D. Loss of Consortium
{¶68} Having found that the negligence and fraudulent concealment claims survive the NCAA‘s motion to dismiss, we likewise find that the trial court erred in dismissing Yvette Schmitz‘s loss of consortium claim against the NCAA. See Bowen v. Kil-Kare, Inc., 63 Ohio St.3d 84, 93, 585 N.E.2d 384 (1992), rehearing denied, 63 Ohio St.3d 1442, 589 N.E.2d 46 (“a claim for loss of consortium is derivative in that the claim is dependent upon the defendant‘s having committed a legally cognizable tort upon the spouse who suffers bodily injury“). Additionally, because the plaintiffs pleaded cognizable torts against Notre Dame that are not time-barred, we further find that Yvette‘s loss of consortium claim against Notre Dame should not have been dismissed.
{¶69} In conclusion, we find that the trial court properly dismissed plaintiffs’ breach of contract claims against both defendants as being time-barred and the claim for constructive fraud against NCAA only. As to the remaining claims, namely, negligence against both defendants, fraudulent concealment against both defendants, constructive fraud against Notre Dame only, and loss of consortium against both defendants, we find that the trial court erred in dismissing those claims at this stage.
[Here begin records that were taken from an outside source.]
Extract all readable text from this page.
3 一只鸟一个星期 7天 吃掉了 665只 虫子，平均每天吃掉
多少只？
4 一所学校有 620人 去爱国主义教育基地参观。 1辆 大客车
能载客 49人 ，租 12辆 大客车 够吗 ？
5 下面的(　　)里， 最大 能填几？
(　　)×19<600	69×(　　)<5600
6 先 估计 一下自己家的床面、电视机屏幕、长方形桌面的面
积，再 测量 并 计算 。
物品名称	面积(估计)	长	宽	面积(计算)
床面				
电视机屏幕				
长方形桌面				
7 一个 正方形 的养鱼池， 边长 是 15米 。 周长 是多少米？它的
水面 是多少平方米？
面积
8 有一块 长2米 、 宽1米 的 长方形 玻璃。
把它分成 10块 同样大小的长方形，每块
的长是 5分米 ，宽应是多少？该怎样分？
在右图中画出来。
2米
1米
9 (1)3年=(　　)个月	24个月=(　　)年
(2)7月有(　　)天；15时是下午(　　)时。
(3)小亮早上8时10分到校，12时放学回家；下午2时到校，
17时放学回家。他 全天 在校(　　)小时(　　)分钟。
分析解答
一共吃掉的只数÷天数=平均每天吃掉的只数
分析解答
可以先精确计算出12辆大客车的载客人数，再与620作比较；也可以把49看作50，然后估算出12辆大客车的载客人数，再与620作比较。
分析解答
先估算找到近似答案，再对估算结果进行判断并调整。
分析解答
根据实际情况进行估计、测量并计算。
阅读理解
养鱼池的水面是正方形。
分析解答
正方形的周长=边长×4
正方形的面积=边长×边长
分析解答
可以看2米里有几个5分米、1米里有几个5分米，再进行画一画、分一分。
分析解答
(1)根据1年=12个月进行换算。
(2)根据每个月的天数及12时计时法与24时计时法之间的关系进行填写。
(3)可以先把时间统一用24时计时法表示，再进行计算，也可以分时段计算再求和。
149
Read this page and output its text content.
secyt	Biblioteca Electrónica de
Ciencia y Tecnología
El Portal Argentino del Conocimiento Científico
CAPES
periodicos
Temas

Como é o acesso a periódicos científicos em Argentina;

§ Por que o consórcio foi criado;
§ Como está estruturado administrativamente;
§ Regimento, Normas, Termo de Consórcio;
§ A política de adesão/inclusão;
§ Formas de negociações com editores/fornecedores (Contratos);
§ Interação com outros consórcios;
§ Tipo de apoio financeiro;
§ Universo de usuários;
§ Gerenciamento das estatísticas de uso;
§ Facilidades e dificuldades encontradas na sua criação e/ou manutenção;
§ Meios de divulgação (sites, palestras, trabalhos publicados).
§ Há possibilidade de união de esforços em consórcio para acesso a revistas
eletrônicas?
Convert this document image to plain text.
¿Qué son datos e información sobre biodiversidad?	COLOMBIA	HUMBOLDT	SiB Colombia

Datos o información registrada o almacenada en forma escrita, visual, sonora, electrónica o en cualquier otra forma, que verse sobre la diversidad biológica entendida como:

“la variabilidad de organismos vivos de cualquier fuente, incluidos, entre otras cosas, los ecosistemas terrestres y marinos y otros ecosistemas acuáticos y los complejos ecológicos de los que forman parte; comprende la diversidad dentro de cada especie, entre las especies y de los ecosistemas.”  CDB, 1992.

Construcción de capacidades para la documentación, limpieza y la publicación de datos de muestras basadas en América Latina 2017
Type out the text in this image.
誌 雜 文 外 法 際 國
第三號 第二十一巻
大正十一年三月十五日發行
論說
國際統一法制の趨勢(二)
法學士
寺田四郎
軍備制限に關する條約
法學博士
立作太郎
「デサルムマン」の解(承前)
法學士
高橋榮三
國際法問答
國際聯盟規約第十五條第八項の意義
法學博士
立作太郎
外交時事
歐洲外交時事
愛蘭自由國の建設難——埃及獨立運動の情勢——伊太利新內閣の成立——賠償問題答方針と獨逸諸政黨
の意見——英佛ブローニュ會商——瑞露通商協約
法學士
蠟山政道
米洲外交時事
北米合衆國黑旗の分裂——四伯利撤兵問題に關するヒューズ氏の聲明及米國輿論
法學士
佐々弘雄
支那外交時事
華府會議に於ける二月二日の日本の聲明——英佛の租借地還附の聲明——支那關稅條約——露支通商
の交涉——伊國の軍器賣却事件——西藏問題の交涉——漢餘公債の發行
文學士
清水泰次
{¶70} Judgment affirmed in part, reversed in part, and remanded to the lower court for further proceedings consistent with this opinion.
It is ordered that appellees and appellants share the costs herein taxed.
The court finds there were reasonable grounds for this appeal.
It is ordered that a special mandate be sent to said court to carry this judgment into execution.
A certified copy of this entry shall constitute the mandate pursuant to Rule 27 of the Rules of Appellate Procedure.